Get serious about the foods you are putting in your body. Your body is fighting to recover every single day so the best thing you can do is give it an abundance of vitamins and nutrients to maximize that potential. This is certainly not easy to do but I have found that I feel 100x better when I ensure I am getting quality nutrition everyday. Everyone reacts to things differently, but I have found awesome effects from cutting out gluten and processed sugars and limiting dairy as much as possible.

Finally, and most importantly in my opinion, keep a healthy mindset. This disease sucks and what happens sucks. But I promise that you WILL get better. What feels impossible today will be a breeze next month, there is a whole life ahead us beyond that damned diseased colon!
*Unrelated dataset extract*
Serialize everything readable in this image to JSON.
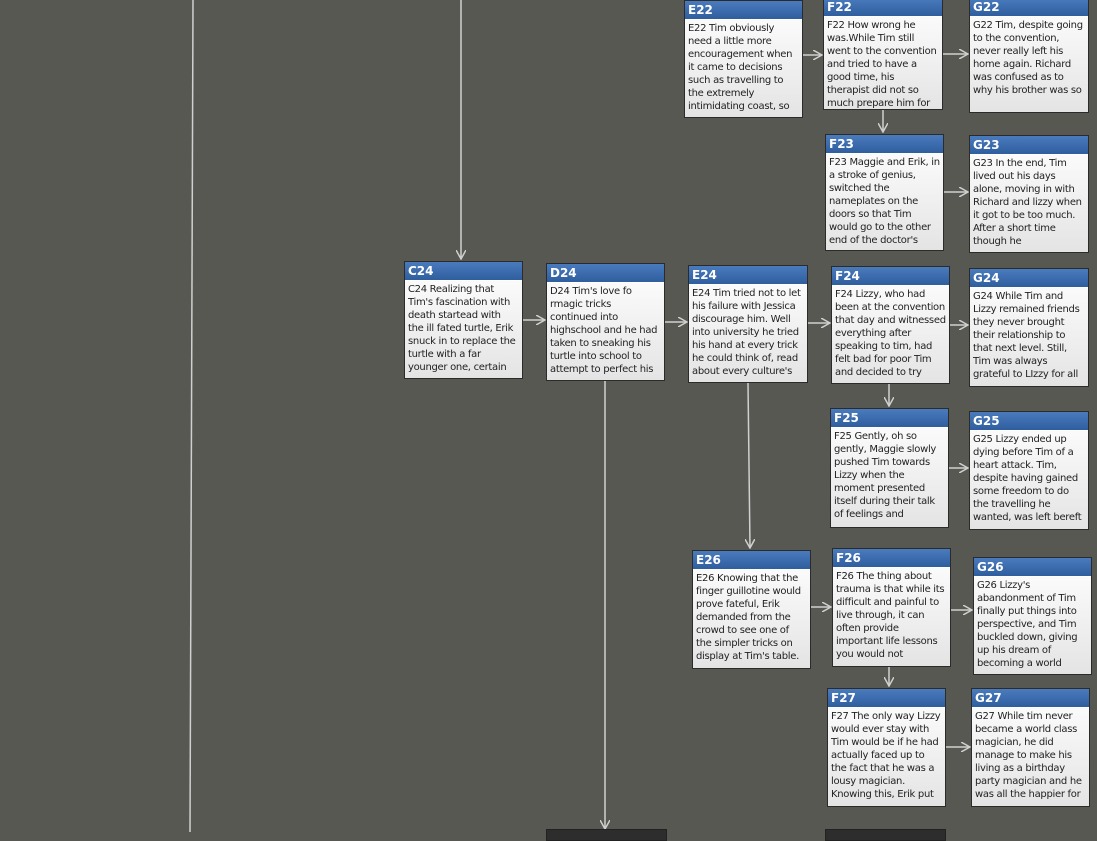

It certainly isn't easy and it isn't always fun but I have found that if you embrace a "fighter mentality" and approach your goals knowing that you will have to be more disciplined and focused than most people our age to achieve them, you will be back up and moving in no time. I struggle with these things everyday, so I am not trying to stand up here preaching, just hoping to pass along a mindset that has really helped me over the last 18 months. 

Feel free to reach out if you have any other additional questions. Wishing you a quick recovery and a lot more time out enjoying your life this year than doctor's appointments and hospital beds.

Cheers,

Marc

 

Thanks for the great info Marc! Seems like we are very similar in everything weve been through and our activity levels.  I also follow that exact same mindset. Sometimes its tough to stick to but it has also helped me a ton. Glad to hear everythings been goin well for you  hope my recovery continues to go well!